I would posit that the drive is much more likely to be hacked, when it was online, spinning, and connected to the 'net, that it will ever be in the community dump. Even it it is still perfectly operational.
I can't tell you how many used hard drives I have purchased that had data still on them. The probability was whether or not it landed in the hands of a bad guy. In my case, it landed in the hands of someone who wanted a box for his bits, and the bits that were already in there were considered useless, the drive reformatted, and overwritten. I had no use whatsoever for a disk full of someone's real estate transactions.
Last year, I found a computer in a dumper.. looked like someone had at it with a sledgehammer. I took it anyway, thinking of it as a heatsink donor for some high power LED lights. Turns out I got about 10GB of memory, a six-core AMD processor, some useful USB to various forms of flash memory adaptors, and a 2TB hard drive out of it, still perfectly functioning. The only things ruined were the case was smashed, the motherboard was cracked, and the power supply was damaged. I was surprised - given how extensive the damage looked, as to how well the computer's innards simply bent under the external stress, and the disk drive survived intact.
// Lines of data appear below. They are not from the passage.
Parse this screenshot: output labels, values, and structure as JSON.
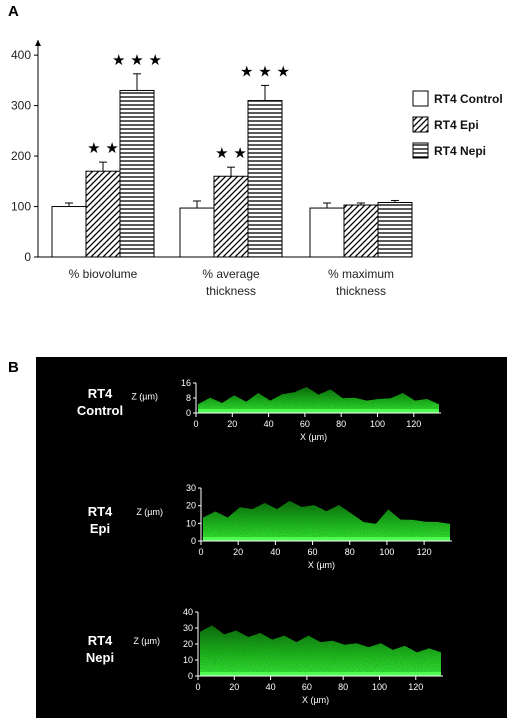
{
  "panel_a_letter": "A",
  "panel_b_letter": "B",
  "chart_data": [
    {
      "type": "bar",
      "categories": [
        "% biovolume",
        "% average thickness",
        "% maximum thickness"
      ],
      "category_lines": [
        [
          "% biovolume"
        ],
        [
          "% average",
          "thickness"
        ],
        [
          "% maximum",
          "thickness"
        ]
      ],
      "series": [
        {
          "name": "RT4 Control",
          "values": [
            100,
            97,
            97
          ],
          "errors": [
            7,
            14,
            10
          ],
          "pattern": "plain",
          "stars": [
            "",
            "",
            ""
          ]
        },
        {
          "name": "RT4 Epi",
          "values": [
            170,
            160,
            103
          ],
          "errors": [
            18,
            18,
            4
          ],
          "pattern": "diag",
          "stars": [
            "★ ★",
            "★ ★",
            ""
          ]
        },
        {
          "name": "RT4 Nepi",
          "values": [
            330,
            310,
            108
          ],
          "errors": [
            33,
            30,
            4
          ],
          "pattern": "horiz",
          "stars": [
            "★ ★ ★",
            "★ ★ ★",
            ""
          ]
        }
      ],
      "ylim": [
        0,
        430
      ],
      "yticks": [
        0,
        100,
        200,
        300,
        400
      ],
      "legend_position": "right",
      "grid": false
    }
  ],
  "confocal": {
    "x_label": "X (µm)",
    "z_label": "Z (µm)",
    "x_ticks": [
      "0",
      "20",
      "40",
      "60",
      "80",
      "100",
      "120"
    ],
    "panels": [
      {
        "label_lines": [
          "RT4",
          "Control"
        ],
        "z_ticks": [
          "0",
          "8",
          "16"
        ]
      },
      {
        "label_lines": [
          "RT4",
          "Epi"
        ],
        "z_ticks": [
          "0",
          "10",
          "20",
          "30"
        ]
      },
      {
        "label_lines": [
          "RT4",
          "Nepi"
        ],
        "z_ticks": [
          "0",
          "10",
          "20",
          "30",
          "40"
        ]
      }
    ]
  }
}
I wanted a hard drive for some low-level backup stuff, so it got wiped and is now storing some interim backup of some stuff that is too good to throw away, but too useless to keep. You know, stuff like old porn.
Funny thing, had I been employed by that company, I sure would not have spent all that time destroying a perfectly good computer; I would have DBAN'd the disk and repurposed the machine... It puzzles me why companies often choose extremely ineffective and costly methods. I guess a smashed computer case means a lot more to a lot of business folks than de-DBANning a disk. Good theater. Hollywood style.
Had I been malicious, I could have caused a lot of people headaches, but I do not do things like that. In creating that much shit, some is bound to come splatter ME as well! Best just take the drive and use it for its intended purpose: storing my bits. I have no use for the bits that was on it, so Format C: is good enough for me. Just gives me a blank slate to work with ( Yes, I know the old data is still there, but my OS considers it all available for overwrite, until I mark it off as in use. ).
My guess is a DBAN'd disk at the surplus store, sold to God-knows-who, is still several orders of magnitude more secure than that disk was when it was in the machine, all of its data intact, especially if it was running on a Microsoft system. All those damned backdoors, they find more every day, and even the security patches introduce more of them. Can't even trust the silicon anymore, with all this Intel Management Engine stuff that gives all appearances of being the poster child of No Such Agency.
(Score: 2) by Azuma Hazuki on Wednesday April 18 2018, @07:48PM
People Don't Get Computers. I think we're all a little solipsistic here about this, kind of implicitly assuming everyone has at least some bare basic knowledge of their computers and how the parts inside work. Nope. It's seriously worse than cars with these people, which is weird since a computer is way the hell less complicated.
I am "that girl" your mother warned you about...
(Score: 0) by Anonymous Coward on Wednesday April 18 2018, @09:36AM (1 child)
Thermite is what you want. And when in doubt: C4. Shout-out to Mythbusters, of course ;)
(Score: 2) by The Mighty Buzzard on Wednesday April 18 2018, @10:58AM
I've already got the TLAs paying too much attention to me just for being a veteran, thanks. I'll stick with less flashy methods.
My rights don't end where your fear begins.